Fenn’s work is rigorous, copiously footnoted with source information. It was impressive to see this historian at work, finding what information was available and placing it into the context of other data to try to identify what this meant for the Mandans as a community.
Although Fenn did bring her narrative up to the present day with some depictions of present-day Mandan people, exemplified in a contemporary Okipa religious ceremony, I was disappointed in the way she largely skipped over what happened between 1837 and today. I understand that, as a historian, Fenn has an area of specialization that she works within. Yet this gap in the narrative has the unfortunate effect of giving the impression that the Mandans essentially disappeared, and this idea of indigenous peoples being property of the past is a dangerous one. I also wondered what Mandan oral history says about the events she describes. This wasn’t addressed in the book.
I tried to find information about what Mandan people think about Fenn’s book. One reviewer on Goodreads says that there has been some criticism from Mandan people based on Fenn’s discussion of their historical origins–where the Mandans lived in the distant past. I haven’t been able to find more than this. The Mandans today are a part of the Mandan, Hidatsa, and Arikara Nation, also called the Three Affiliated Tribes.

Writing thoughts
Both of these books approached history in different ways. Drouillard’s focus was much more recent than Fenn’s, and so she had a different set of resources available–interviews, land deeds, photographs. Fenn was working to reconstruct a narrative from a much earlier time.

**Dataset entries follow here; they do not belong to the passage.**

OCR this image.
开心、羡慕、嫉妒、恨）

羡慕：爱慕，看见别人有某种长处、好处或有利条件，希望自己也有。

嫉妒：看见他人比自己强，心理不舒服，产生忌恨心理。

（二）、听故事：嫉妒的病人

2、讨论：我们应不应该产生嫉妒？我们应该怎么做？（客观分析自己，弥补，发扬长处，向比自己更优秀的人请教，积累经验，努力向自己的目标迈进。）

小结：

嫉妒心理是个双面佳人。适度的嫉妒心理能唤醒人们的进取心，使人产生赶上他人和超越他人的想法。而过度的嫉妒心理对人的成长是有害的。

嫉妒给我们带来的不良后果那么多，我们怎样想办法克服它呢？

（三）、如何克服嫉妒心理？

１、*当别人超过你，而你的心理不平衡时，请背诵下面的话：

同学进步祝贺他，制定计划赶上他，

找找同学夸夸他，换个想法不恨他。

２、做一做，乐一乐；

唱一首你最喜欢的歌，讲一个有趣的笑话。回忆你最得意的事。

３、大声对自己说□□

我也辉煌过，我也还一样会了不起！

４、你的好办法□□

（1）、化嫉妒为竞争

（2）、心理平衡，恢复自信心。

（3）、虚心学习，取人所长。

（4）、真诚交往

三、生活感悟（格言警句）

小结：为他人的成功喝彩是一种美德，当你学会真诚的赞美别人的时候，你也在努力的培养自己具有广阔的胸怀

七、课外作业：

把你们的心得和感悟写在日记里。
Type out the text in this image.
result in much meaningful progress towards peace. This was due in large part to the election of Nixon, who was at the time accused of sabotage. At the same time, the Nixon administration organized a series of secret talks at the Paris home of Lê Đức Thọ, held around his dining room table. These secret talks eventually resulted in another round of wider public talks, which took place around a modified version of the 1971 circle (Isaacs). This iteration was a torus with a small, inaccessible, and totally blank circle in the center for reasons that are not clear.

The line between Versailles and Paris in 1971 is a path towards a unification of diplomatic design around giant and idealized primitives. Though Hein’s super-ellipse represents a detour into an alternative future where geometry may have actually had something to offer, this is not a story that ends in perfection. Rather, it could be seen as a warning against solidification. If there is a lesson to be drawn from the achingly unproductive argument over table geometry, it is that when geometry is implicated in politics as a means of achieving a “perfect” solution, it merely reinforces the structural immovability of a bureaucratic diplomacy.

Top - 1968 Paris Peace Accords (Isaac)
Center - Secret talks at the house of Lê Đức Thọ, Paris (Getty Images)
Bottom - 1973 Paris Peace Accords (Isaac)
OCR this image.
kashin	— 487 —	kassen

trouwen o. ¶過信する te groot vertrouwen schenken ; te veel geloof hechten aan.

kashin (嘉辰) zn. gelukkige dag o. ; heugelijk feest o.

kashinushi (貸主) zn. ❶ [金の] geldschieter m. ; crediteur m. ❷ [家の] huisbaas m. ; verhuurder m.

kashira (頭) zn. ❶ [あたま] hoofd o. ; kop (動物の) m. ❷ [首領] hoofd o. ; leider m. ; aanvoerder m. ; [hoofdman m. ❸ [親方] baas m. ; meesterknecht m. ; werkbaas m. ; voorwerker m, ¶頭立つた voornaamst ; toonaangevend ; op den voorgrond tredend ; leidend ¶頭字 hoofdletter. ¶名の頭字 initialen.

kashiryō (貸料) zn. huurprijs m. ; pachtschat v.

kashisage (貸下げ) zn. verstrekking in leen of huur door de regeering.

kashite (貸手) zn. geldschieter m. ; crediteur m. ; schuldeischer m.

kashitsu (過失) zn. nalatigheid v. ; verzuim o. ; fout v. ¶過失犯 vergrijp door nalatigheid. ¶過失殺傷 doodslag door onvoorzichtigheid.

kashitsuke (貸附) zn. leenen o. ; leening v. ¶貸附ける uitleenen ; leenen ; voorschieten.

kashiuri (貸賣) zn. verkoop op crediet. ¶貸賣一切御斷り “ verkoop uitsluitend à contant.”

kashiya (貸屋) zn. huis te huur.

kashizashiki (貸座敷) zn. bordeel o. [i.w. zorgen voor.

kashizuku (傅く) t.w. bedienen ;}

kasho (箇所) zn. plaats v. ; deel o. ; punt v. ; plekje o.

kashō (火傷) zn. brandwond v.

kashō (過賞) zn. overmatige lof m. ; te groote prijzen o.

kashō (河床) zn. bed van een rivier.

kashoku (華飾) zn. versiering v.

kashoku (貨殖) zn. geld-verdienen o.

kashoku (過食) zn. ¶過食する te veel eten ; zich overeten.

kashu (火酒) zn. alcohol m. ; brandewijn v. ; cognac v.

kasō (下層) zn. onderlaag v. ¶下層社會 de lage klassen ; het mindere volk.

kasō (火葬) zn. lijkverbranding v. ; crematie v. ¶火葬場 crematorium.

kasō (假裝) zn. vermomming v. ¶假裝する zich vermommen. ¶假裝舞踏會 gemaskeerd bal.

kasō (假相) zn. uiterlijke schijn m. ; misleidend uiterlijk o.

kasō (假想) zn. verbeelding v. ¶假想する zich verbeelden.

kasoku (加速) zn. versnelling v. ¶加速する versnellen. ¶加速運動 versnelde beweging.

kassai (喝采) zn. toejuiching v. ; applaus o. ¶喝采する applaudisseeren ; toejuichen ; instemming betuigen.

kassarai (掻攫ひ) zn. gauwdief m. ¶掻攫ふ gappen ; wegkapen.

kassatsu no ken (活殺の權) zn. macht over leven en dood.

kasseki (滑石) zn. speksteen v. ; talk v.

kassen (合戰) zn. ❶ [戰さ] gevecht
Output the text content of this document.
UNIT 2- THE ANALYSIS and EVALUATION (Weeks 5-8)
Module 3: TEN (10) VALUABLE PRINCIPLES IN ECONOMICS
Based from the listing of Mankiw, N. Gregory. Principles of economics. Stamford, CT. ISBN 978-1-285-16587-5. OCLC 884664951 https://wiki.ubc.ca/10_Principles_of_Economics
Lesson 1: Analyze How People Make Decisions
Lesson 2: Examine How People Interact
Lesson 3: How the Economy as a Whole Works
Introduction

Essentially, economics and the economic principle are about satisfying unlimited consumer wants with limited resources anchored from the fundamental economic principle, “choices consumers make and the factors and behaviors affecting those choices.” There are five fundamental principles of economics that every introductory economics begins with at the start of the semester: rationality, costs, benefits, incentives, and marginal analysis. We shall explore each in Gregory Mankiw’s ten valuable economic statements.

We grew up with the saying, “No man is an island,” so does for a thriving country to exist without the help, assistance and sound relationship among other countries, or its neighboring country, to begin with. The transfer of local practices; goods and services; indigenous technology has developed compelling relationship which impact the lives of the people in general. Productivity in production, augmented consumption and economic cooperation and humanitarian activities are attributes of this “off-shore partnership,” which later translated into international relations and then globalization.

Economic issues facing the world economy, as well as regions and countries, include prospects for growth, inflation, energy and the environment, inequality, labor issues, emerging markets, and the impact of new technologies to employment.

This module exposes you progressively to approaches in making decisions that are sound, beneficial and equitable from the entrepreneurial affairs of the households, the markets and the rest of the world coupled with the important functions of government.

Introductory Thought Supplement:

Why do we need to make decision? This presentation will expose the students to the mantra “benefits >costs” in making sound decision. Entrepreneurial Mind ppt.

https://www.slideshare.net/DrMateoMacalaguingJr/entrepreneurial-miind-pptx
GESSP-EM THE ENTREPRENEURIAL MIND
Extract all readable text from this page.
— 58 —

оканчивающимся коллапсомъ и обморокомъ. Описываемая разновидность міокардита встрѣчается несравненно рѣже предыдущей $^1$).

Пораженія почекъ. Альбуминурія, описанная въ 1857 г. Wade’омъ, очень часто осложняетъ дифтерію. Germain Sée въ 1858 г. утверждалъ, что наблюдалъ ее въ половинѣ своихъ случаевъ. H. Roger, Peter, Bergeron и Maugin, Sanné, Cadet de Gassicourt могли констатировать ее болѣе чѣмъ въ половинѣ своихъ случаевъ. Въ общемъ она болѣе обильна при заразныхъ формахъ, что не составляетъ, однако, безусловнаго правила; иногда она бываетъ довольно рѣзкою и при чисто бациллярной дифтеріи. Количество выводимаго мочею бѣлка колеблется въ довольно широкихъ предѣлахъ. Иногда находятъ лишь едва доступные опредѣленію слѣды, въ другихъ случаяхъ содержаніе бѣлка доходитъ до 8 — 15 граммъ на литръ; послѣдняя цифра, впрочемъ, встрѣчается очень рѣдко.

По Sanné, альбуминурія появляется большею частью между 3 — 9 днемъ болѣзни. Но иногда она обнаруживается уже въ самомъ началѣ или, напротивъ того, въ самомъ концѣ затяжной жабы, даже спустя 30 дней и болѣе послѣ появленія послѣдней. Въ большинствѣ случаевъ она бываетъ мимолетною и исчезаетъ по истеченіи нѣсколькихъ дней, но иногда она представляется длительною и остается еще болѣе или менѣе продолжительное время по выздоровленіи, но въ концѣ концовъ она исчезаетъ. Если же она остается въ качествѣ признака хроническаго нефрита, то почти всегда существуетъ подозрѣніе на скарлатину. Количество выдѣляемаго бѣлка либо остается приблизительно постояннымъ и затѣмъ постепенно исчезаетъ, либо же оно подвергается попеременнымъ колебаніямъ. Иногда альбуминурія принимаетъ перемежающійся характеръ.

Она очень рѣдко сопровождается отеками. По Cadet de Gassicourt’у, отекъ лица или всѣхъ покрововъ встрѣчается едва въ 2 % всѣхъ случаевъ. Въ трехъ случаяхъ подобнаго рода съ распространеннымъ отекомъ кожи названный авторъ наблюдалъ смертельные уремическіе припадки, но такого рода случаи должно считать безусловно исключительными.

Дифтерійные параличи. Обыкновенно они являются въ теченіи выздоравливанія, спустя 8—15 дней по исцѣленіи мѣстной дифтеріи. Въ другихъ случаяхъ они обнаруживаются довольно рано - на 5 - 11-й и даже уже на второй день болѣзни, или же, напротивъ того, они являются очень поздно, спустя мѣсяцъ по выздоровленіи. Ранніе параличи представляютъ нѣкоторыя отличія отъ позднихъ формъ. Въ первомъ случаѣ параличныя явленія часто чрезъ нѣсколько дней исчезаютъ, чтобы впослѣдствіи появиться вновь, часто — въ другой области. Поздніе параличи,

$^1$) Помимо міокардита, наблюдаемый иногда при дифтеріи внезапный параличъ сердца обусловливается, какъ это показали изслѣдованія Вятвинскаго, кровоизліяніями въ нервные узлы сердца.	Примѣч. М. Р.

I don’t read a lot of nonfiction. Encountering these two narratives was refreshing–it reminded me of the importance of facts, concrete reality, that artistic representations in literature, although they teach us so much, although I recognize the truth in them, cannot do all of the things that history can.
I also recognize the perspective of the historian in the telling, and this is something that I think the study of literature makes me pay more attention to than I would otherwise–both Fenn and Drouillard are coming to their writing from particular vantage points: Fenn as a professor and historian from outside the Mandan community, Drouillard from a place of personal connection. Drouillard’s narrative is explicitly political, forthrightly pointing out injustices. Fenn’s book I think also has the power to push back against injustice by revealing the rich history of this group of people, but as I wrote above, I think its focus limits it in this regard. At the same time, I was so impressed by Fenn’s weaving together of so many sources, and the expansiveness of the story that she tells, something that Drouillard’s work does not attempt to the same degree.

Writers of fiction and nonfiction are always making choices. We all choose which words, which images, which stories to lift up, and we all present readers with a text that will influence their ideas and feelings. Historians are constrained in that they must work with recorded data, assembling a narrative from those disparate pieces, but the factual roots lend these stories an import that can be difficult to achieve in fiction.
I came across the idea once, I cannot remember where, that books should be read in pairs, that when we read two books on a topic, or from a place, we see more by the contrast. I think that’s true, and these two books have taught me much.
I’ve moved on for the time being back to fiction. I’m at the beginning of Tess Uriza Holthe’s novel of the battle between Japan and the US over the Philippines, When the Elephants Dance. But some nonfiction is on my horizon, gifts from Christmas that I’m looking forward to reading soon. There’s always something more on my reading list.